Etwas anderes ergibt sich auch nicht aus § 20 Abs. 3 VwVGBbg. Danach wird das festgesetzte Zwangsgeld im Verwaltungszwangsverfahren beigetrieben, wenn der Betroffene es nicht fristgemäß zahlt. Die Beitreibung unterbleibt jedoch, wenn der Betroffene die gebotene Handlung ausführt oder die zu duldende Maßnahme gestattet. Entgegen der Ansicht des Verwaltungsgerichts kann daraus, dass in dieser Vorschrift nur das Befolgen von Handlungs- und Duldungs-, nicht aber von Unterlassungsgeboten ausdrücklich geregelt ist, nicht geschlossen werden, dass für Unterlassungsgebote abweichende Grundsätze gelten sollen (wie hier für eine entsprechende Vorschrift im dortigen Landesrecht OVG Rheinland-Pfalz, Beschluss vom 20. April 1995, a.a.O., Rn. 3). Die Regelung in § 20 Abs. 3 Satz 2 VwVGBbg ist ebenso wie § 25 Abs. 3 VwVGBbg Ausdruck des allgemein das Verwaltungsvollstreckungsrecht beherrschenden Grundsatzes der Verhältnismäßigkeit. Danach sind Zwangsvollstreckungsmaßnahmen nur dann und in dem Umfang zulässig, wie sie zur Erreichung des mit der Zwangsvollstreckung verfolgten Ziels notwendig sind. Für Zwangsmittel zur Durchsetzung eines bestimmten Gebots ist jedoch grundsätzlich kein Raum mehr, wenn und sobald dem Gebot Folge geleistet worden ist. Dabei kann es keine Rolle spielen, ob dem Pflichtigen eine Handlung, Duldung oder Unterlassung auferlegt worden ist.

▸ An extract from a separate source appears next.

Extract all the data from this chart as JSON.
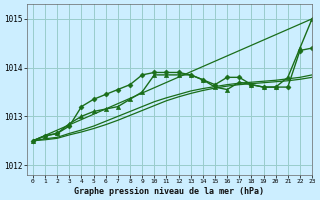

Die Kostenentscheidung folgt aus § 154 Abs. 1 VwGO. Die Entscheidung über die vorläufige Vollstreckbarkeit beruht auf § 167 VwGO i.V.m. § 708 Nr. 10, § 711 ZPO.

Die Revision ist nicht zuzulassen, weil keiner der in § 132 Abs. 2 VwGO genannten Gründe vorliegt.